Quand sera signé l’accord USA-Iran ? L’accord trouvé par Trump le 14 juin sera signé à Genève (Suisse) « jeudi ou vendredi », c’est-à-dire le 18 ou 19 juin 2026, selon le président américain. Le texte du protocole a été rendu public à Washington le mercredi 17 juin. Cet accord met fin à la guerre Iran-USA et permet la réouverture du détroit d’Ormuz.
Pourquoi le pétrole russe est-il à nouveau sanctionné après Évian ? Trump avait suspendu certaines sanctions sur le pétrole russe pendant la guerre Iran-USA, pour éviter une flambée des cours pénalisant les Américains. Avec l’accord Iran et la réouverture du détroit d’Ormuz qui font baisser les cours, Trump a annoncé à Évian son intention de réimposer ces sanctions. Une décision saluée par les Européens, dans la logique de soutien à l’Ukraine.

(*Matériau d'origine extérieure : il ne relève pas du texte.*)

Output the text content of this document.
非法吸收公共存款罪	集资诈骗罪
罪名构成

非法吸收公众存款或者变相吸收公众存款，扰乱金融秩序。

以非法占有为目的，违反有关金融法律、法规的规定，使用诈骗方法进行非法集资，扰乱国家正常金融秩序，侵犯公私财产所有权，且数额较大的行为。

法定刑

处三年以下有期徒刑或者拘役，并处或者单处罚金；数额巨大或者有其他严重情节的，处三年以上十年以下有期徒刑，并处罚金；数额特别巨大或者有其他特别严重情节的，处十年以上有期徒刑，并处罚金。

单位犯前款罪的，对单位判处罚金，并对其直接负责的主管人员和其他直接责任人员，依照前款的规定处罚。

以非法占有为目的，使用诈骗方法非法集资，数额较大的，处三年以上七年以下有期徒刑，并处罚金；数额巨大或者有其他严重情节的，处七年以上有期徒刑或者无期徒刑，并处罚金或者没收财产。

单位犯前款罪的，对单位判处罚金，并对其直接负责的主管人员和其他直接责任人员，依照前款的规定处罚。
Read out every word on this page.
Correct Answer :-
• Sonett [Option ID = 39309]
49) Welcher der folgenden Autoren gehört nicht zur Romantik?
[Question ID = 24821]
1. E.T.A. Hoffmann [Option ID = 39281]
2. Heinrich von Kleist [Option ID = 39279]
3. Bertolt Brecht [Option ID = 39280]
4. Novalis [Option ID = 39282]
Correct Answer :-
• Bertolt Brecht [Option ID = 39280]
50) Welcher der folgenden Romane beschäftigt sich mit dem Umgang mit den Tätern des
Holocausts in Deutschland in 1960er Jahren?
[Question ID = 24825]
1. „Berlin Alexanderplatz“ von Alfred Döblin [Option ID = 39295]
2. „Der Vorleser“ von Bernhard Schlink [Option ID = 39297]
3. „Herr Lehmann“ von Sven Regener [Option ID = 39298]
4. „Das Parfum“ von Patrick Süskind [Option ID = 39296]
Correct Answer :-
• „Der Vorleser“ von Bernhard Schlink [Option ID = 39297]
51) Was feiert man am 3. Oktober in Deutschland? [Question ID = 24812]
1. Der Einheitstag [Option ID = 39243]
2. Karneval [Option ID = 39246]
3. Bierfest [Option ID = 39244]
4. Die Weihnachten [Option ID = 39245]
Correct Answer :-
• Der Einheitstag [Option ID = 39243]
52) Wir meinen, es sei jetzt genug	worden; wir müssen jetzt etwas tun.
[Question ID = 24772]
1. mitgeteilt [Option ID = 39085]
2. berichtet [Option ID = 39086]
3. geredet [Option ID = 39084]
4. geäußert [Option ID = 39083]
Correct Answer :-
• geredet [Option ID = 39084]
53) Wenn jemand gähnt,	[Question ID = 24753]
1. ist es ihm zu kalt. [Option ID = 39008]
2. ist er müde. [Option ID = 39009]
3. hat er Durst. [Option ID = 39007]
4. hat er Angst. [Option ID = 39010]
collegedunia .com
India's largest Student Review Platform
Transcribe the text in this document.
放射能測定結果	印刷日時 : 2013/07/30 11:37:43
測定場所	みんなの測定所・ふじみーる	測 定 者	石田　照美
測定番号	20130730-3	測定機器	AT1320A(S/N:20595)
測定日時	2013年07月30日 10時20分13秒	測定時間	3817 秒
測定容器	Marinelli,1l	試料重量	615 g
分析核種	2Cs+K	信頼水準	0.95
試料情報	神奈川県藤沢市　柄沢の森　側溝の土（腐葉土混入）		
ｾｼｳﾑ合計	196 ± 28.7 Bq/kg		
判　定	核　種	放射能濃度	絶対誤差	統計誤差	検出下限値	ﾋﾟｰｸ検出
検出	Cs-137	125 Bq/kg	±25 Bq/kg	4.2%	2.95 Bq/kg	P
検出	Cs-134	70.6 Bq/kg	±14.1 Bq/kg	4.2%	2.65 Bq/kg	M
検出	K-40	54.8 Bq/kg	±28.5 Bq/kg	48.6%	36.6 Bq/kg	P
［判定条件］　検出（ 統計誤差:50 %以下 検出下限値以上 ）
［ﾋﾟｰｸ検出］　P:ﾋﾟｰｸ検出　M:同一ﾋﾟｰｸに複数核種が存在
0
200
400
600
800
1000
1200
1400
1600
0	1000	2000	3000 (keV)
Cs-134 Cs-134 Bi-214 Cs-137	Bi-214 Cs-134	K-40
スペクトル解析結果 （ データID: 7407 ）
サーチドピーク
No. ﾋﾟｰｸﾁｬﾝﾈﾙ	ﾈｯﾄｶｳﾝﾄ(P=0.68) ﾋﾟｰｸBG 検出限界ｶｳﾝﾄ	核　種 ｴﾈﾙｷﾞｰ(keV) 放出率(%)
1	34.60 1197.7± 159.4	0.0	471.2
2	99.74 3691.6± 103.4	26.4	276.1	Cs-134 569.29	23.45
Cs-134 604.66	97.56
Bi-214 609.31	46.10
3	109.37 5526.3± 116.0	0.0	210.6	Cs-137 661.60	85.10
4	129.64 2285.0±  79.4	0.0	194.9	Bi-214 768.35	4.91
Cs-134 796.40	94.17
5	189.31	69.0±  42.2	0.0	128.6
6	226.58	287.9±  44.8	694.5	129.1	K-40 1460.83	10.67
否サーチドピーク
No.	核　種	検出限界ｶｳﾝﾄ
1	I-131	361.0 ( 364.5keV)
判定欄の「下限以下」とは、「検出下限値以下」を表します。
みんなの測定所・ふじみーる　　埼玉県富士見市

Le G7 a-t-il décidé quelque chose de concret sur l’IA ? Non, pas de cadre commun formel. Les dirigeants ont engagé des discussions sur la régulation de l’IA, mais l’approche reste fragmentée : règlement AI Act en Europe, déréglementation forte aux États-Unis sous Trump, approche pragmatique au Royaume-Uni et au Japon. Aucune harmonisation n’a été obtenue, ce qui reste un point de fragilité du G7 face aux géants tech américains.
Ce qu’il faut retenir
Le G7 d’Évian-les-Bains s’est achevé mercredi 17 juin 2026 sur un « moment d’unité » salué par Emmanuel Macron, hôte du sommet. Les principales décisions : (1) Ukraine : déclaration conjointe signée par Donald Trump affirmant le soutien « indéfectible » et la reconnaissance de l’intégrité territoriale ukrainienne, plus production sous licence d’armements américains (missiles longue portée, défense antiaérienne) directement en Ukraine ; (2) Iran : salutation de l’accord USA-Iran trouvé le 14 juin, signature prévue à Genève les 18 ou 19 juin, réouverture du détroit d’Ormuz par lequel transite 20 % du pétrole mondial ; (3) Force multinationale franco-britannique pour sécuriser le trafic maritime ; (4) Pétrole russe : Trump annonce la réimposition de sanctions précédemment levées ; (5) IA et commerce : discussions mais pas de cadre commun formel. Le « moment Evian » : revirement notable de Trump sur l’Ukraine, qualifié par Macron de « changement très profond de l’approche ». Volodymyr Zelensky était présent à Évian et a été « écouté avec beaucoup de respect ». Macron réussit son pari de faire rester Trump jusqu’à la fin du sommet (vs G7 Canada 2024 où Trump avait écourté). Côté manifestations : 30 000 personnes à Genève (14-15 juin), 549 arrestations, affrontements avec la police. Pour Macron, qui dispute son dernier G7 en tant que président (mandat 2027), Évian restera « un moment d’unité » après une période de fortes divisions transatlantiques. La question reste : ce « moment Evian » se traduira-t-il en trajectoire stable ou en simple parenthèse diplomatique ? Les prochaines semaines, avec la signature à Genève et la mise en œuvre des engagements ukrainiens, donneront la réponse.